What is it and What’s it Worth?
Look at the detail in the lace of this figurine! Lace was actually dipped into pottery slip and added to each piece prior to firing. Do you know the company who made these gorgeous pieces? The girl pictured here sold for $908 in March 2018.
Do you have any figurines that look like this beautiful flower girl? Just look at the detail in her lace skirt! This is a Sitzendorf Germany Dresden Lace figurine. Some of these pieces sell in the thousands of dollars. Our Worthopedia has over 8000 listings for Sitzendorf. Learn more about this porcelain company and to take your knowledge of ceramics to the next level.
Around 1760, Georg Heinrich Macheleid, a theology student, received permission from Prince Johann Friedrich of Schwarzenberg-Rudolstadt to establish a porcelain manufactory in Sitzerode (Sitzendorf) located in Germany’s Thuringia region. Under orders from the Prince, the factory moved to Volkstedt in 1762. Macheleid left in 1767. Christian Nonne succeeded him. After numerous name changes, the factory continues in operation as Aelteste Vokstedter Porzellanfabrik.
Wilhelm Liebmann reestablished the porcelain manufactory in Sitzendorf in 1850. A fire gutted the factory. Only the kilns remained. With the financial backing of Wilhelm Örtel, Lieberman rebuilt the factory. When Örtel and Lieberman decided to retire, they sold the factory to the brothers Alfred and Carl Voigt in 1884.
Collectors focus on figurines made between 1884 and 1932. This gorgeous group figurine c.1910 sold for $2,795 in 2013.
The first porcelain lace pieces in the Dresden-manner were introduced in 1884. In 1890, a second plant was opened in Unterweissbach. Sitzendorf introduced electricity in 1890. Around 300 employees were employed between the two plants. The railroad arrived in Sitzendor in 1899-1900. The Voigt brothers continued to modernize the plant. Gebr. Voigt operated from 1884 to 1896.
In 1896 under the leadership of Albert Schönau, Sitzendorf became a public stock corporation and was renamed Sitzendorf Porcelain Manufactory formerly Alfred Voigt AG. Socio-economic pressures in the early 1930s almost resulted in bankruptcy. Fortunately, production continued under the leadership of Reinhold Rebhan and Max Kraße.
During World War II, workers were transferred to factories involved in war production. Rebhan retired as director in 1948. His son Rolf Rebhan became manager.

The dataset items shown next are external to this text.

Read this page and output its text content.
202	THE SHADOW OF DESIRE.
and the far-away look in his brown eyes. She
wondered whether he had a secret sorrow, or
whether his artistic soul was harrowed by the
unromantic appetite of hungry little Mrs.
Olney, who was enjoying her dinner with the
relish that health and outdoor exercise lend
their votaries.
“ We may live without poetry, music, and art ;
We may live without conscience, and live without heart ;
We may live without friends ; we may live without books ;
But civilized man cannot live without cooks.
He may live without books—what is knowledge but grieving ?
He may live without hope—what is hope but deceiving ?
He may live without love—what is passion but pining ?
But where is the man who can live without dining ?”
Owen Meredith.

The company celebrated its 100th anniversary in 1950. In 1958, the company was semi-nationalized. Failure to upgrade equipment resulted in a substantial loss of business.
In 1972, the company was fully nationalized and operated as VEB Stizendorfer Porzellanmanufaktur. A new production facility relying entirely on electricity was built in 1974. Uwe Hermann, Rebhan’s son-in-law, became manager. The East Germany government slowly lost interest in the factory. After 1985, the East German government took a renewed interest and modernized the factory. Gas kilns replaced the electric kilns.
Notice the detail in this particular piece. Sitzendorf is known for their attention to detail.
After Germany was reunited, the company was reprivatized and resumed its older name Stizendorfer Porzellanmanufaktur vormals Alfred Voigt KG. Once again, the factory was renovated. In the 1990s, another period of decline occurred. In 2011, a restructuring plan was introduced. Figurine production was reduced in favor of utilitarian pieces for the hotel and restaurant trade. When attempts to auction Sitzendor failed, production ceased on November 15, 2011.
What to Look For
Sitzendorf pieces are valued based on the age of their manufacture. Each owner and/or manager had their own distinctive markings. Early pieces were very elaborate.
Collectors focus on figurines made between 1884 and 1932. Lace figurines are eagerly sought. Actual lace was dipped into pottery slip and added to the piece prior to firing. Figural groups are another popular form.
A Sitzendorf owl lamp sold for over $2,000 in 2012.
In addition to figurines, Sitzendorf also made baskets, bowls, bud vases, compotes, dolls, lamps, mantle mounts, urns, and wall brackets. Most examples were copies of the Dresden-style—highly ornate and featuring bright colored decoration. Decorative motifs include flowers, fruits, leaves, scroll work, and shells. Gold edging is common.
Two vertical bars on an oplique. Used between 1884 and 1902.
Crown with orb on top beneath which is an “S” with two oblique lines with a horizontal bar. Used between 1902 and 1918. Second version used between 1918 and 2004.
Large “X” with diagonal line through lower left foot. Used between 1900 and 1902.
Shield inside of which is “S” with two oblique lines with a horizontal bar and “Sitzendorf” in a reverse arch around bottom of shield.